El hombre, criatura-eternizada, no fue, ni siquiera
originariamente, criatura glorificada, pero el aliento divino de
vida, que al espiritualizarle lo eternizó, hizo tránsito a su
envoltura corporal, que de suyo, de por sí, hubiera estado
sujeta a la muerte. El hombre del paraíso era un hombre
inmortalizado. La muerte en el hombre es un acontecimiento
metafísico sobrevenido. La muerte de la carne es el fruto de la
desobediencia de su espíritu libre, el Haftuag que dirían los
alemanes, la responsabilidad hecha castigo por la Schuld, es
decir, por la culpa.
Por eso, yo acojo con ironía el esfuerzo de algunos defensores,
incluso en el campo católico, de la teoría de la evolución,
con su lista más o menos imaginaria de los antropoides
intermedios. Para mí, lo que teológica e históricamente se ha
producido en la humanidad es, en cierto modo, una involución,
una degradación, un retroceso. No es que el antropoide, en un
momento y en un lugar indeterminados, se haya convertido en
hombre, con la posición erecta -bípedo implume- y el
ensanchamiento de su ángulo facial, sino que el hombre
inmortalizado, con inteligencia diáfana y voluntad firme, al
rebelar libremente su espíritu contra Dios, privó a su alma, no
de su eternización -porque el espíritu no perece-, pero si de
su glorificación, y a la carne de su inmortalidad. Reducida la
carne a sí misma, inutilizada por el pecado la fuerza
inmortalizante del espíritu, el cuerpo del hombre quedó
aprisionado por el deterioro y el desfallecimiento de la
naturaleza creada que, en principio, iba a dominar. Por el
pecado, la naturaleza le dominó y sometió la carne -sólo
naturaleza de por sí- a su propia ley de finitud.
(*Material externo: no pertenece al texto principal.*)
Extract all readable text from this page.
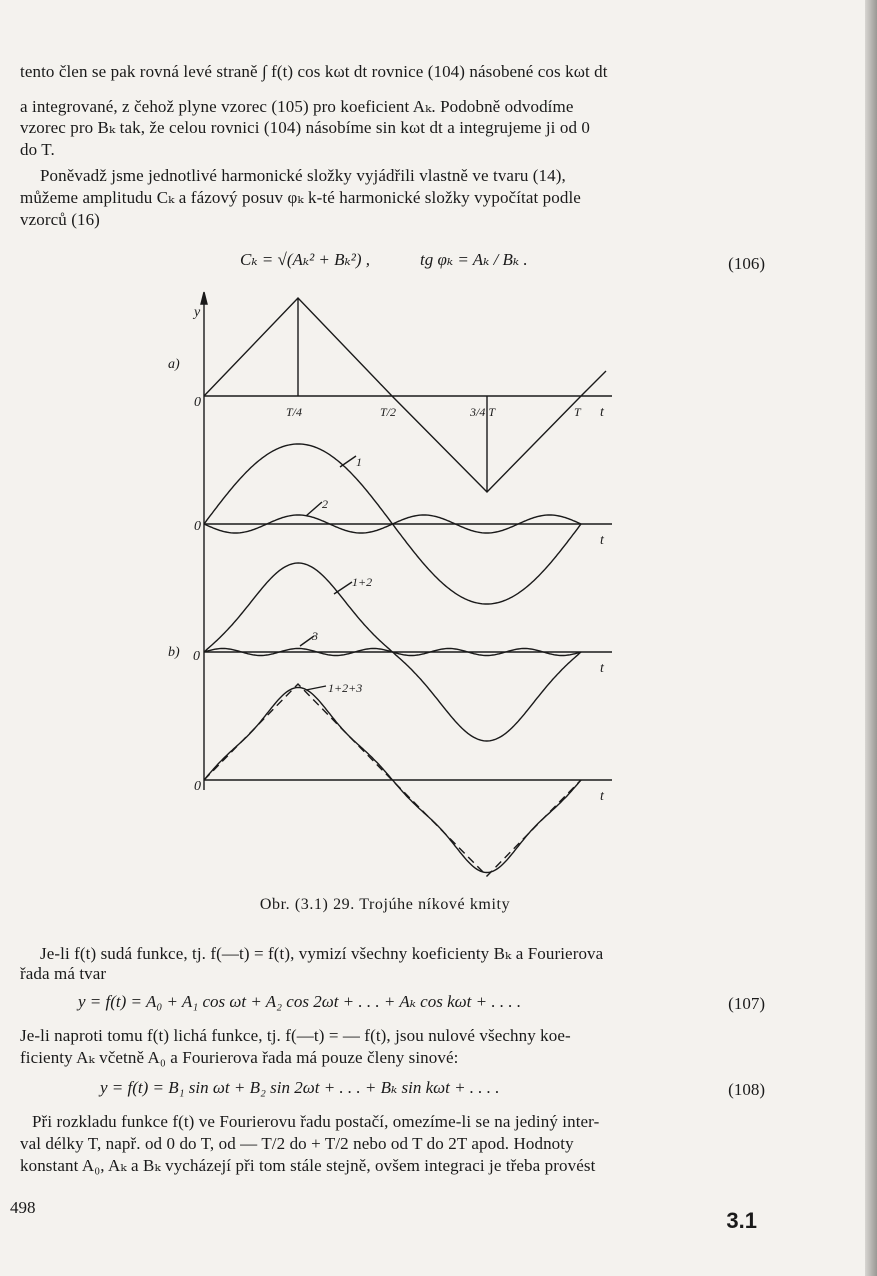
tento člen se pak rovná levé straně ∫ f(t) cos kωt dt rovnice (104) násobené cos kωt dt
a integrované, z čehož plyne vzorec (105) pro koeficient Aₖ. Podobně odvodíme
vzorec pro Bₖ tak, že celou rovnici (104) násobíme sin kωt dt a integrujeme ji od 0
do T.
Poněvadž jsme jednotlivé harmonické složky vyjádřili vlastně ve tvaru (14),
můžeme amplitudu Cₖ a fázový posuv φₖ k-té harmonické složky vypočítat podle
vzorců (16)
Cₖ = √(Aₖ² + Bₖ²) ,	tg φₖ = Aₖ / Bₖ .	(106)
y
a)
b)
0
0
0
0
t
t
t
t
T/4	T/2	3/4 T	T
1
2
1+2
3
1+2+3
Obr. (3.1) 29. Trojúhe níkové kmity
Je-li f(t) sudá funkce, tj. f(—t) = f(t), vymizí všechny koeficienty Bₖ a Fourierova
řada má tvar
y = f(t) = A₀ + A₁ cos ωt + A₂ cos 2ωt + . . . + Aₖ cos kωt + . . . .	(107)
Je-li naproti tomu f(t) lichá funkce, tj. f(—t) = — f(t), jsou nulové všechny koe-
ficienty Aₖ včetně A₀ a Fourierova řada má pouze členy sinové:
y = f(t) = B₁ sin ωt + B₂ sin 2ωt + . . . + Bₖ sin kωt + . . . .	(108)
Při rozkladu funkce f(t) ve Fourierovu řadu postačí, omezíme-li se na jediný inter-
val délky T, např. od 0 do T, od — T/2 do + T/2 nebo od T do 2T apod. Hodnoty
konstant A₀, Aₖ a Bₖ vycházejí při tom stále stejně, ovšem integraci je třeba provést
498
3.1
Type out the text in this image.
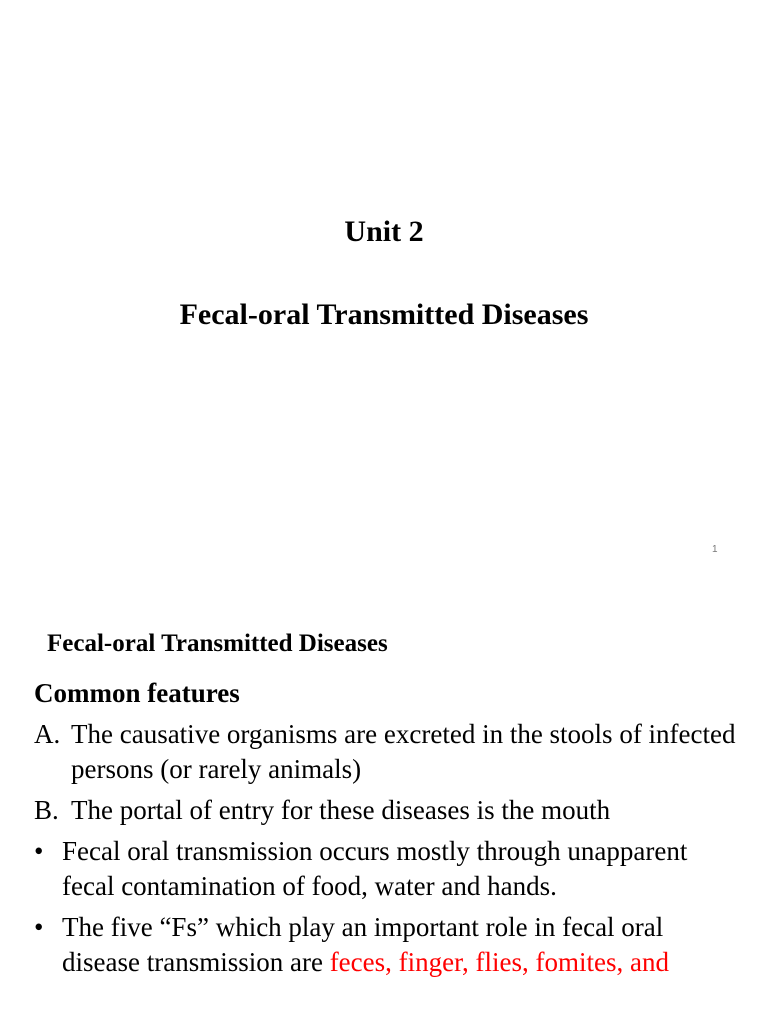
Unit 2
Fecal-oral Transmitted Diseases
1
Fecal-oral Transmitted Diseases
Common features
A. The causative organisms are excreted in the stools of infected persons (or rarely animals)
B. The portal of entry for these diseases is the mouth
• Fecal oral transmission occurs mostly through unapparent fecal contamination of food, water and hands.
• The five “Fs” which play an important role in fecal oral disease transmission are feces, finger, flies, fomites, and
A luz de la fe proyectada sobre la muerte del hombre, sobre su
reencuentro con la tierra, de cuyo barro se formó su carne,
sobre la reconversión en polvo de lo que no era más que polvo,
nos conduce desde la promesa del Paraíso que se perdió al
cumplimiento histórico y metahistórico de la misma promesa. El
vástago de José anunciado en el Génesis, próximo para
Isaías, recordado en el Adviento que acaba de comenzar, vine a
destruir el pecado y con el pecado su fruto, que es la muerte.
Esa victoria la consigue la Vida encarnada muriendo, y muriendo
en la Cruz. A partir de ese instante, la muerte cobra, con
significado distinto, otra valencia sobrenatural. No deja de ser
un fenómeno psicosomático, no deja de ser salario del pecado,
no deja de ser guadaña segadora, pero es, al mismo tiempo, para
el hombre en gracia, que ha escondido su vida en Cristo y muere
en El y con El, llave del Paraíso y janua coeli, puerta del
cielo. Pero hay algo más. En el Símbolo de la Fe decimos que
"creemos en la resurrección de los muertos". La
conversión de la guadaña en llave del muro que cierra en
pórtico que se abre, es una realidad esperanzada para el cuerpo,
que recobrará su incorruptibilidad y será inmortalizado y
glorificado. Cuando se consume la victoria sobre la muerte,
victoria que tuvo su principio y tiene su garantía en Cristo
resucitado, con los ojos del cuerpo, que ahora no pueden ver a
Dios, traspasados por el lumen gloriae, se podrá contemplar en
Dios lo que El ha preparado para el gozo del hombre.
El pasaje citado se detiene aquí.